For great is our reward.
In his book, “On Being Certain — Believing You Are Right, Even When You Are Not”, Neurologist Robert Burton writes:
“Certainty is not a conscious choice, nor a thought process, but a sensation that can best be described as a “feeling of knowing.” As a feeling, like anger or fear, certainty does not rely on any underlying state of knowledge. What this means is that we can be wrong even when we’re convinced we’re right. As an example, the “Challenger study,” in which students expressed high levels of confidence, three years after the Space Shuttle Challenger exploded, that their false memories of the explosion were more accurate than descriptions they had written down one day after the event.
Examples of feelings that seem like knowledge include so-called mystical experiences, and the conviction that taking a risk in poker will pay off. The tendency of an individual to have any one of these feelings—to be, for example, an inveterate gambler—is partly determined by genetic predisposition, and partly by prior experience.

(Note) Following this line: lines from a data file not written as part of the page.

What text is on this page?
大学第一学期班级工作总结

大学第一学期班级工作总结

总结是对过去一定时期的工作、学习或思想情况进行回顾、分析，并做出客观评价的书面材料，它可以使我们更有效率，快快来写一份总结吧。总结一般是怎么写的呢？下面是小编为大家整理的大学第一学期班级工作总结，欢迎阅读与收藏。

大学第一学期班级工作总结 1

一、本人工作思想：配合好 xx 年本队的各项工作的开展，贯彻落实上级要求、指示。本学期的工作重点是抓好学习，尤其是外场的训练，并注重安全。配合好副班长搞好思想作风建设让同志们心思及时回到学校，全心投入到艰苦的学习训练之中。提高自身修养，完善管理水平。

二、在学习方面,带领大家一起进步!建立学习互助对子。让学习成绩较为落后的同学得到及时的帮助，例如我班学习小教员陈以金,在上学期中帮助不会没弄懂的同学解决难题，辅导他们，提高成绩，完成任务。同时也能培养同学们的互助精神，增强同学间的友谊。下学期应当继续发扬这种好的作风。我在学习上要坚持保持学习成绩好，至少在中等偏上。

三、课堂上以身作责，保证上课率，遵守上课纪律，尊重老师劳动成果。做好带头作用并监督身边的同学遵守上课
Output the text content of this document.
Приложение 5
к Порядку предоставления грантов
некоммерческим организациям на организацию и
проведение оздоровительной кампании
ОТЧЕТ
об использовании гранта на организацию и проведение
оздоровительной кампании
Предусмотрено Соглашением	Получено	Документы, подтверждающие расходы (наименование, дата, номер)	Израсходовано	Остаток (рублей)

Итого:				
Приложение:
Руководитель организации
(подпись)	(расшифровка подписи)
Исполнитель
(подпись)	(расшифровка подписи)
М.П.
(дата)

How, then, can we tell the difference between feeling right and being right? The answer lies in accepting the limits of our ability to know and in “playing by the rules of scientific method”—believing we are right if empiric evidence and testing give us reason to do so, but accepting that subsequent evidence may one day prove us wrong.”
I am most alive when I keep an open mind, embrace uncertainty, dare to doubt, ask questions, and nurture curiosity.